CUNY’s third anti-Jewish power broker is the 23,000-member faculty union president, James Davis, a well-documented BDS activist who repeatedly lied about it in City Council hearings.
Under Davis’ leadership, Professional Staff Congress delegates have pushed #ZionismOutOfCUNY campaigns.
In June 2021, PSC adopted a vitriolically anti-Semitic, pro-BDS resolution that led to the swift resignations of about 300 mostly Jewish faculty members in protest.
My organization, Students and Faculty for Equality at CUNY, recently released a report that found alarming systemic anti-Semitism at the school’s very highest levels.

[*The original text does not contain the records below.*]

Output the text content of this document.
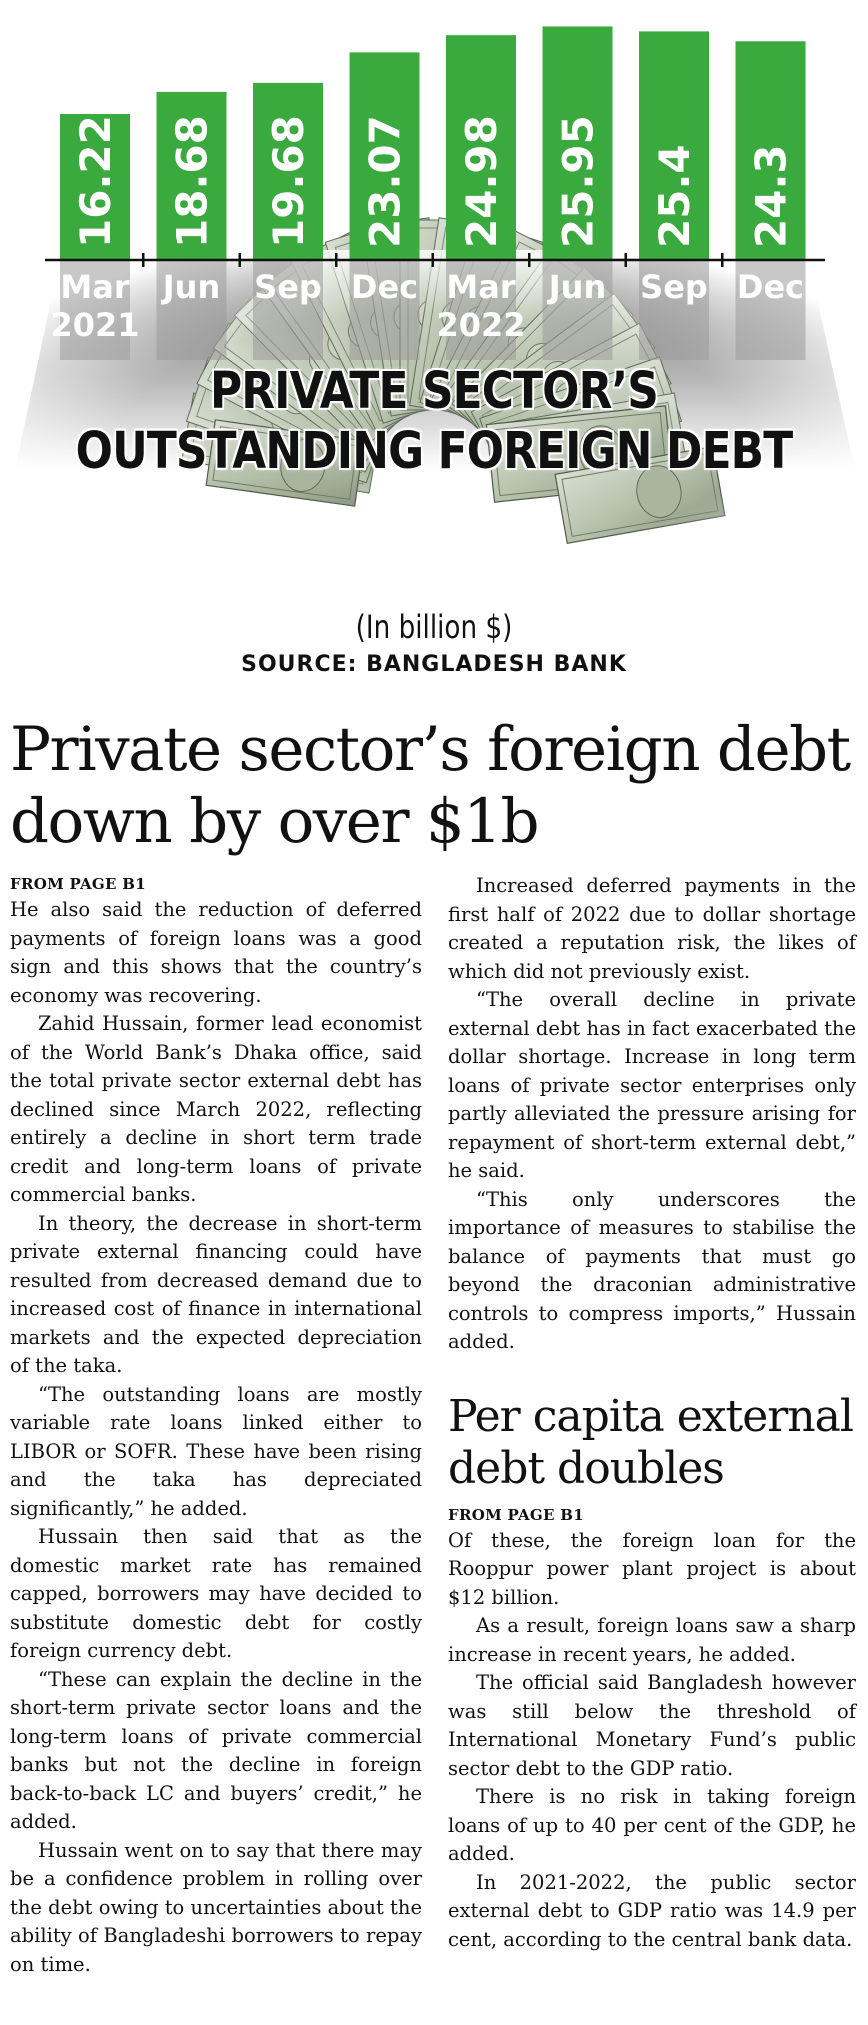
16.22
Mar
2021
18.68
Jun
19.68
Sep
23.07
Dec
24.98
Mar
2022
25.95
Jun
25.4
Sep
24.3
Dec
PRIVATE SECTOR’S
OUTSTANDING FOREIGN DEBT
(In billion $)
SOURCE: BANGLADESH BANK
Private sector’s foreign debt
down by over $1b
FROM PAGE B1

He also said the reduction of deferred payments of foreign loans was a good sign and this shows that the country’s economy was recovering.

Zahid Hussain, former lead economist of the World Bank’s Dhaka office, said the total private sector external debt has declined since March 2022, reflecting entirely a decline in short term trade credit and long-term loans of private commercial banks.

In theory, the decrease in short-term private external financing could have resulted from decreased demand due to increased cost of finance in international markets and the expected depreciation of the taka.

“The outstanding loans are mostly variable rate loans linked either to LIBOR or SOFR. These have been rising and the taka has depreciated significantly,” he added.

Hussain then said that as the domestic market rate has remained capped, borrowers may have decided to substitute domestic debt for costly foreign currency debt.

“These can explain the decline in the short-term private sector loans and the long-term loans of private commercial banks but not the decline in foreign back-to-back LC and buyers’ credit,” he added.

Hussain went on to say that there may be a confidence problem in rolling over the debt owing to uncertainties about the ability of Bangladeshi borrowers to repay on time.

Increased deferred payments in the first half of 2022 due to dollar shortage created a reputation risk, the likes of which did not previously exist.

“The overall decline in private external debt has in fact exacerbated the dollar shortage. Increase in long term loans of private sector enterprises only partly alleviated the pressure arising for repayment of short-term external debt,” he said.

“This only underscores the importance of measures to stabilise the balance of payments that must go beyond the draconian administrative controls to compress imports,” Hussain added.

Per capita external debt doubles
FROM PAGE B1

Of these, the foreign loan for the Rooppur power plant project is about $12 billion.

As a result, foreign loans saw a sharp increase in recent years, he added.

The official said Bangladesh however was still below the threshold of International Monetary Fund’s public sector debt to the GDP ratio.

There is no risk in taking foreign loans of up to 40 per cent of the GDP, he added.

In 2021-2022, the public sector external debt to GDP ratio was 14.9 per cent, according to the central bank data.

Just this month at Borough of Manhattan Community College, for example, taxpayer funds were used to create, endorse and publicly display vile posters trafficking in classic anti-Semitic tropes.
At Kingsborough Community College, professors with substantiated Equal Employment Opportunity Commission claims alleged they were placed under retaliatory investigation for following up with ongoing allegations of unaddressed anti-Semitic activity.
And CUNY School of Law is under state investigation for its faculty’s unanimous adoption of a BDS resolution as campus policy.
Perhaps the report’s most important finding: The university doesn’t merely misunderstand anti-Semitism — its leaders actively work to promote and defend it.
CUNY’s culture is so severely anti-Semitic and at odds with the lived experiences of the school’s Jewish constituency that SAFE CUNY declined at this stage to offer the multiple layers of remedial recommendations necessary to eventually return the university to its inclusive roots.
Instead, as a first step in protecting Jewish students, staff and faculty members, we urged CUNY to formally adopt the IHRA anti-Semitism definition as the university’s Equal Employment Opportunity definition and incorporate it into CUNY’s discrimination policies and procedures.
We believe you cannot fight a problem you cannot define.
By embracing IHRA, the university might just begin to accept and endeavor to address the pervasive, deep-rooted, systemic anti-Semitism that’s infected its campuses and the highest levels of its leadership.
Jeffrey Lax is a CUNY professor, department chair and a founder of Students and Faculty for Equality at CUNY.